Not wanting to be rude, I turned my eyes away and saw next to him a lady of some elegance.
She also had a strangely unhappy expression on her face, as if contemplating or experiencing something that caused her pain.
And then I began to look around at all other faces in the compartment—faces belonging without exception to well-dressed, well-fed people: and in almost every one of them I could discern an expression of hidden suffering, so hidden that the owner of the face seemed to be quite unaware of it.
This was indeed strange.
I had never before seen so many unhappy faces around me: or was it perhaps that I had never before looked for what was now so loudly speaking in them?
The impression was so strong that I mentioned it to Elsa; and she too began to look around with the careful eyes of a painter accustomed to study human features.
Then she turned to me, astonished, and said: 'You are right. They all looked as though they were suffering torments of hell.... I wonder, do they know themselves what is going on in them?
I knew that they did not—for otherwise they could not go on wasting their lives as they did, without any faith in binding truths, without any goal beyond the desire to raise their own 'standard of living,' without any hopes other than having more material amenities, more gadgets, and perhaps more power….
When we returned home, I happened to glance at my desk on which lay open a copy of the Koran I had been reading earlier.
Mechanically, I picked the book up to put it away, but just as I was about to close it, my eyes fell on the open page before me, and I read: “Striving for more distracts you; until you go into your graves; No indeed! You will come to know; No indeed! In the end you will come to know; No indeed! If only you knew for certain; You will most definitely see Hellfire; You will see it with the eye of certainty; On that Day, you will be asked about your pleasures.” (Qur’an, 102, 1-8).
For a moment I was speechless.
I think that the book shook in my hands. Then I handed it to Elsa.
‘Read this. Is it not an answer to what we saw in the subway?'
It was an answer so decisive that all doubt was suddenly at an end.
I knew now, beyond any doubt, that it was a God-inspired book I was holding in my hand: for although it had been placed before man over thirteen centuries ago, it clearly anticipated something that could have become true only in this complicated, mechanized, phantom-ridden age of ours.
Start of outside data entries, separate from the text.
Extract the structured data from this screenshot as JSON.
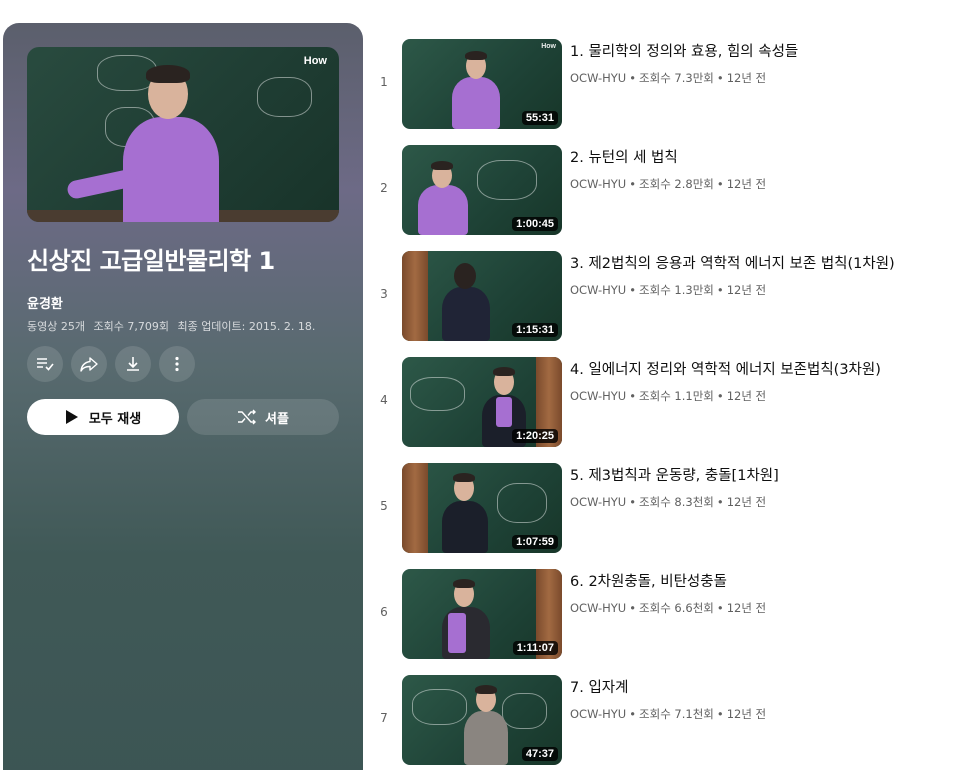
{
  "playlist": {
    "hero_logo": "How",
    "title": "신상진 고급일반물리학 1",
    "owner": "윤경환",
    "video_count": "동영상 25개",
    "views": "조회수 7,709회",
    "updated": "최종 업데이트: 2015. 2. 18.",
    "play_all_label": "모두 재생",
    "shuffle_label": "셔플",
    "icons": [
      "save-to-queue-icon",
      "share-icon",
      "download-icon",
      "more-icon"
    ]
  },
  "videos": [
    {
      "index": "1",
      "title": "1. 물리학의 정의와 효용, 힘의 속성들",
      "channel": "OCW-HYU",
      "views": "조회수 7.3만회",
      "age": "12년 전",
      "duration": "55:31"
    },
    {
      "index": "2",
      "title": "2. 뉴턴의 세 법칙",
      "channel": "OCW-HYU",
      "views": "조회수 2.8만회",
      "age": "12년 전",
      "duration": "1:00:45"
    },
    {
      "index": "3",
      "title": "3. 제2법칙의 응용과 역학적 에너지 보존 법칙(1차원)",
      "channel": "OCW-HYU",
      "views": "조회수 1.3만회",
      "age": "12년 전",
      "duration": "1:15:31"
    },
    {
      "index": "4",
      "title": "4. 일에너지 정리와 역학적 에너지 보존법칙(3차원)",
      "channel": "OCW-HYU",
      "views": "조회수 1.1만회",
      "age": "12년 전",
      "duration": "1:20:25"
    },
    {
      "index": "5",
      "title": "5. 제3법칙과 운동량, 충돌[1차원]",
      "channel": "OCW-HYU",
      "views": "조회수 8.3천회",
      "age": "12년 전",
      "duration": "1:07:59"
    },
    {
      "index": "6",
      "title": "6. 2차원충돌, 비탄성충돌",
      "channel": "OCW-HYU",
      "views": "조회수 6.6천회",
      "age": "12년 전",
      "duration": "1:11:07"
    },
    {
      "index": "7",
      "title": "7. 입자계",
      "channel": "OCW-HYU",
      "views": "조회수 7.1천회",
      "age": "12년 전",
      "duration": "47:37"
    }
  ],
  "colors": {
    "panel_top": "#6d6a86",
    "panel_bottom": "#3c5554",
    "chalkboard": "#1f4236",
    "sweater": "#a66fd1",
    "text_primary": "#0f0f0f",
    "text_secondary": "#606060"
  }
}
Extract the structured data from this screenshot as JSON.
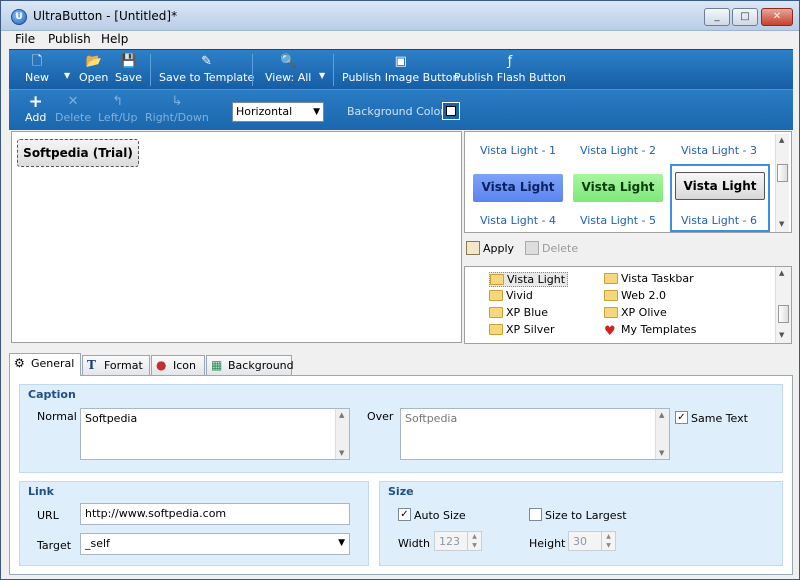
{
  "window": {
    "title": "UltraButton - [Untitled]*",
    "app_icon_letter": "U"
  },
  "caption_buttons": {
    "minimize": "_",
    "maximize": "□",
    "close": "✕"
  },
  "menu": [
    "File",
    "Publish",
    "Help"
  ],
  "toolbar_main": {
    "new": "New",
    "open": "Open",
    "save": "Save",
    "save_template": "Save to Template",
    "view": "View: All",
    "publish_image": "Publish Image Button",
    "publish_flash": "Publish Flash Button"
  },
  "toolbar_edit": {
    "add": "Add",
    "delete": "Delete",
    "left_up": "Left/Up",
    "right_down": "Right/Down",
    "orientation": "Horizontal",
    "background_color_label": "Background Color"
  },
  "canvas": {
    "button_text": "Softpedia (Trial)"
  },
  "styles": {
    "labels": [
      "Vista Light - 1",
      "Vista Light - 2",
      "Vista Light - 3",
      "Vista Light - 4",
      "Vista Light - 5",
      "Vista Light - 6"
    ],
    "previews": [
      "Vista Light",
      "Vista Light",
      "Vista Light"
    ],
    "apply": "Apply",
    "delete": "Delete"
  },
  "categories": {
    "left": [
      "Vista Light",
      "Vivid",
      "XP Blue",
      "XP Silver"
    ],
    "right": [
      "Vista Taskbar",
      "Web 2.0",
      "XP Olive",
      "My Templates"
    ]
  },
  "tabs": [
    "General",
    "Format",
    "Icon",
    "Background"
  ],
  "caption": {
    "title": "Caption",
    "normal_label": "Normal",
    "normal_value": "Softpedia",
    "over_label": "Over",
    "over_value": "Softpedia",
    "same_text_label": "Same Text",
    "same_text_checked": true
  },
  "link": {
    "title": "Link",
    "url_label": "URL",
    "url_value": "http://www.softpedia.com",
    "target_label": "Target",
    "target_value": "_self"
  },
  "size": {
    "title": "Size",
    "auto_size_label": "Auto Size",
    "auto_size_checked": true,
    "size_to_largest_label": "Size to Largest",
    "size_to_largest_checked": false,
    "width_label": "Width",
    "width_value": "123",
    "height_label": "Height",
    "height_value": "30"
  },
  "colors": {
    "toolbar": "#1d68ad",
    "accent_blue": "#1f5fb5",
    "group_bg": "#dfeefb"
  }
}
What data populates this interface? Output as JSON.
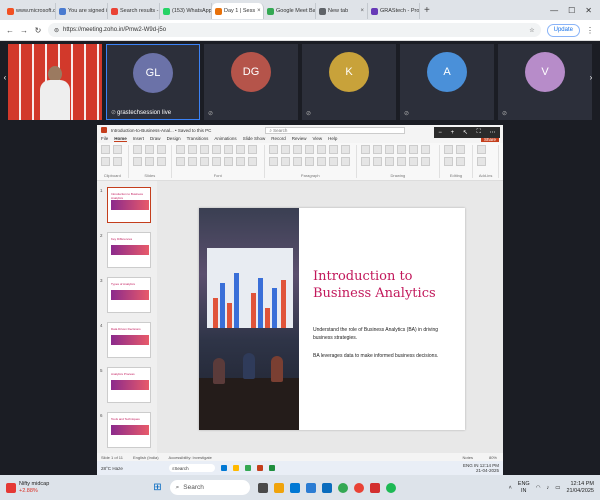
{
  "browser": {
    "tabs": [
      {
        "label": "www.microsoft.c",
        "color": "#f25022"
      },
      {
        "label": "You are signed in",
        "color": "#4a7bd0"
      },
      {
        "label": "Search results - s",
        "color": "#ea4335"
      },
      {
        "label": "(153) WhatsApp",
        "color": "#25d366"
      },
      {
        "label": "Day 1 | Sess",
        "color": "#e8710a",
        "active": true
      },
      {
        "label": "Google Meet Bac",
        "color": "#34a853"
      },
      {
        "label": "New tab",
        "color": "#5f6368"
      },
      {
        "label": "GRAStech - Proje",
        "color": "#673ab7"
      }
    ],
    "url": "https://meeting.zoho.in/Pmw2-W9d-j5o",
    "update_label": "Update"
  },
  "meeting": {
    "participants": [
      {
        "initials": "GL",
        "name": "grastechsession live",
        "color": "#6b72a8"
      },
      {
        "initials": "DG",
        "name": "",
        "color": "#b5544a"
      },
      {
        "initials": "K",
        "name": "",
        "color": "#c8a23a"
      },
      {
        "initials": "A",
        "name": "",
        "color": "#4a90d9"
      },
      {
        "initials": "V",
        "name": "",
        "color": "#b78cc9"
      }
    ]
  },
  "powerpoint": {
    "filename": "Introduction-to-Business-Anal... • Saved to this PC",
    "search_placeholder": "Search",
    "menu": [
      "File",
      "Home",
      "Insert",
      "Draw",
      "Design",
      "Transitions",
      "Animations",
      "Slide Show",
      "Record",
      "Review",
      "View",
      "Help"
    ],
    "share_label": "Share",
    "ribbon_groups": [
      "Clipboard",
      "Slides",
      "Font",
      "Paragraph",
      "Drawing",
      "Editing",
      "Add-ins"
    ],
    "thumbs": [
      {
        "num": "1",
        "title": "Introduction to Business Analytics"
      },
      {
        "num": "2",
        "title": "Key Differences"
      },
      {
        "num": "3",
        "title": "Types of Analytics"
      },
      {
        "num": "4",
        "title": "Data Driven Decisions"
      },
      {
        "num": "5",
        "title": "Analytics Process"
      },
      {
        "num": "6",
        "title": "Tools and Techniques"
      }
    ],
    "slide": {
      "title": "Introduction to Business Analytics",
      "body1": "Understand the role of Business Analytics (BA) in driving business strategies.",
      "body2": "BA leverages data to make informed business decisions."
    },
    "status_left": "Slide 1 of 11",
    "status_lang": "English (India)",
    "status_access": "Accessibility: Investigate",
    "status_notes": "Notes",
    "status_zoom": "80%"
  },
  "inner_taskbar": {
    "temp": "28°C",
    "weather": "Haze",
    "search": "Search",
    "lang": "ENG IN",
    "time": "12:14 PM",
    "date": "21-04-2025"
  },
  "taskbar": {
    "ticker": "Nifty midcap",
    "change": "+2.88%",
    "search": "Search",
    "lang_top": "ENG",
    "lang_bottom": "IN",
    "time": "12:14 PM",
    "date": "21/04/2025"
  }
}
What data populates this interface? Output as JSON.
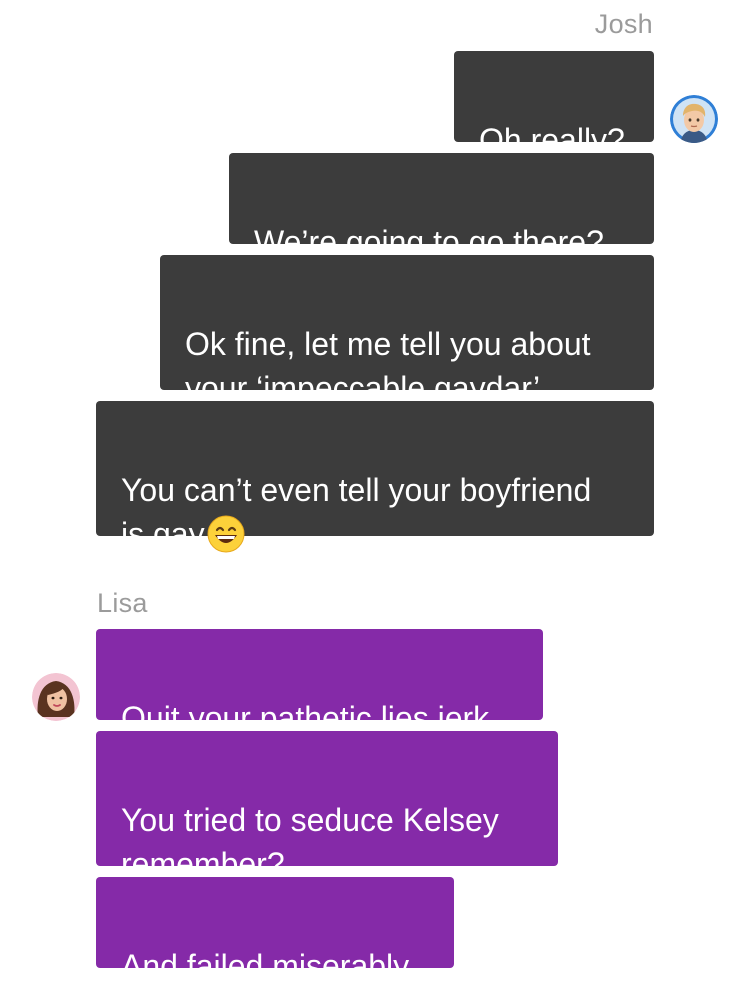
{
  "conversation": {
    "josh": {
      "name": "Josh",
      "avatar_icon": "boy-avatar-icon",
      "bubble_color": "#3c3c3c",
      "messages": [
        "Oh really?",
        "We’re going to go there?",
        "Ok fine, let me tell you about\nyour ‘impeccable gaydar’",
        "You can’t even tell your boyfriend\nis gay"
      ],
      "last_message_emoji": "grinning-face-icon"
    },
    "lisa": {
      "name": "Lisa",
      "avatar_icon": "girl-avatar-icon",
      "bubble_color": "#852aa8",
      "messages": [
        "Quit your pathetic lies jerk",
        "You tried to seduce Kelsey\nremember?",
        "And failed miserably"
      ]
    }
  }
}
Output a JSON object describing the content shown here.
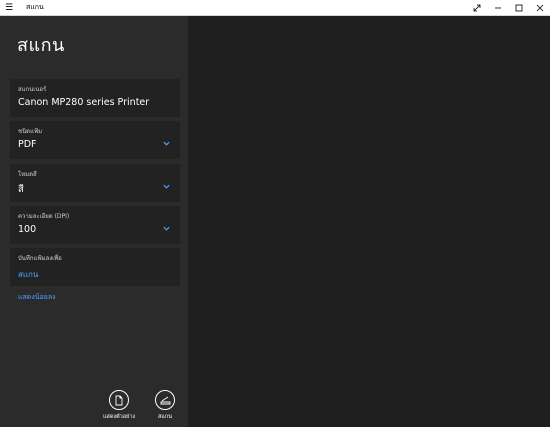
{
  "window": {
    "title": "สแกน",
    "menu_icon": "hamburger-icon",
    "controls": [
      "expand-icon",
      "minimize-icon",
      "maximize-icon",
      "close-icon"
    ]
  },
  "page_title": "สแกน",
  "fields": [
    {
      "label": "สแกนเนอร์",
      "value": "Canon MP280 series Printer",
      "has_dropdown": false
    },
    {
      "label": "ชนิดแฟ้ม",
      "value": "PDF",
      "has_dropdown": true
    },
    {
      "label": "โหมดสี",
      "value": "สี",
      "has_dropdown": true
    },
    {
      "label": "ความละเอียด (DPI)",
      "value": "100",
      "has_dropdown": true
    },
    {
      "label": "บันทึกแฟ้มลงเพื่อ",
      "value": "สแกน",
      "is_link": true
    }
  ],
  "more_link": "แสดงน้อยลง",
  "buttons": {
    "preview_label": "แสดงตัวอย่าง",
    "scan_label": "สแกน"
  },
  "colors": {
    "accent": "#4aa3ff",
    "panel": "#2b2b2b",
    "background": "#1f1f1f"
  }
}
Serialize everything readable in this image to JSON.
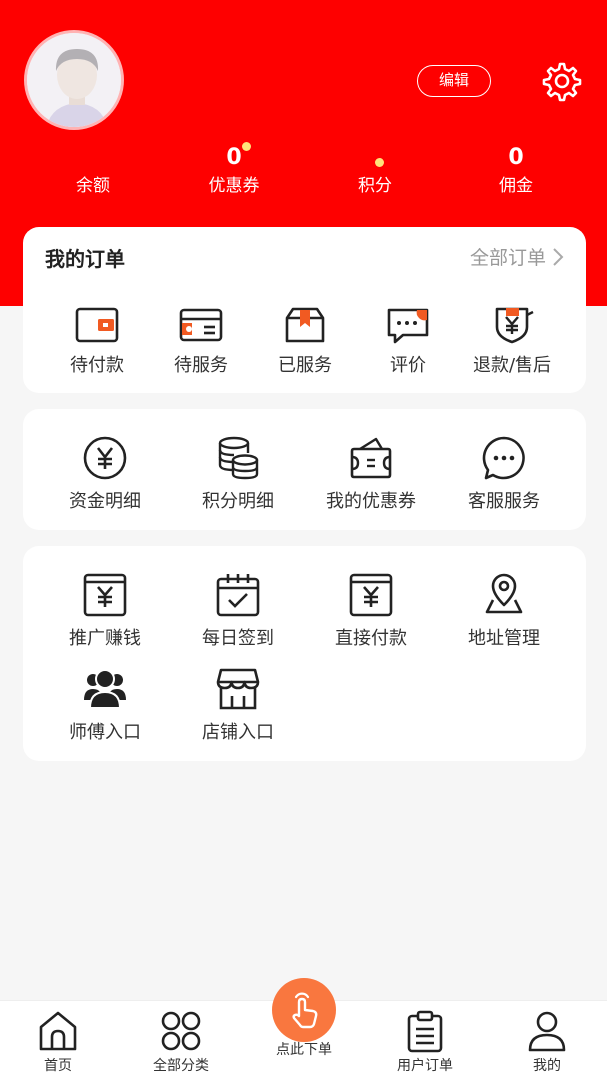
{
  "header": {
    "edit_label": "编辑",
    "stats": [
      {
        "value": "",
        "label": "余额"
      },
      {
        "value": "0",
        "label": "优惠券"
      },
      {
        "value": "",
        "label": "积分"
      },
      {
        "value": "0",
        "label": "佣金"
      }
    ]
  },
  "orders": {
    "title": "我的订单",
    "more_label": "全部订单",
    "items": [
      "待付款",
      "待服务",
      "已服务",
      "评价",
      "退款/售后"
    ]
  },
  "finance": {
    "items": [
      "资金明细",
      "积分明细",
      "我的优惠券",
      "客服服务"
    ]
  },
  "tools": {
    "items": [
      "推广赚钱",
      "每日签到",
      "直接付款",
      "地址管理",
      "师傅入口",
      "店铺入口"
    ]
  },
  "tabbar": {
    "items": [
      "首页",
      "全部分类",
      "点此下单",
      "用户订单",
      "我的"
    ]
  },
  "colors": {
    "brand_red": "#fe0000",
    "accent_orange": "#f9773f",
    "dot_yellow": "#ffe27a"
  }
}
At all times people had known greed: but at no time before had greed outgrown a mere eagerness to acquire things and become an obsession that blurred the sight of everything else: an irresistible craving to get, to do, to contrive more and more—more today than yesterday, and more tomorrow than today: a demon riding on the necks of men and whipping their hearts forward toward goals that tauntingly glitter in the distance but dissolve into contemptible nothingness as soon as they are reached, always holding out the promise of new goals ahead – goals still more brilliant, more tempting as long as they lie on the horizon, and bound to wither into further nothingness as soon as they come within grasp; and that hunger, that insatiable hunger for ever new goals gnawing at man's soul: Nay, if you but knew it you would see the hell you are in....
This, I saw, was not the mere human wisdom of a man of a distant past in distant Arabia.
However wise he may have been, such a man could not by himself have foreseen the torment so peculiar to this twentieth century. Out of the Koran spoke a voice greater than the voice of Muhammad...."
The late Muhammad Asad, may Allah have mercy on his soul, provided an insightful interpretation of this surah that resonates deeply with our present times.
Asad astutely pointed out that this surah seemed to predict a scenario that could only manifest in our illusion-filled era.
He perceptively captures the essence of our age, where unseen forces drive our hearts to relentlessly pursue fleeting glitters and elusive promises of new achievements, which ultimately fade away.
He also addresses the profound hunger that gnaws at our souls, seeking fulfillment in an ever-elusive pursuit.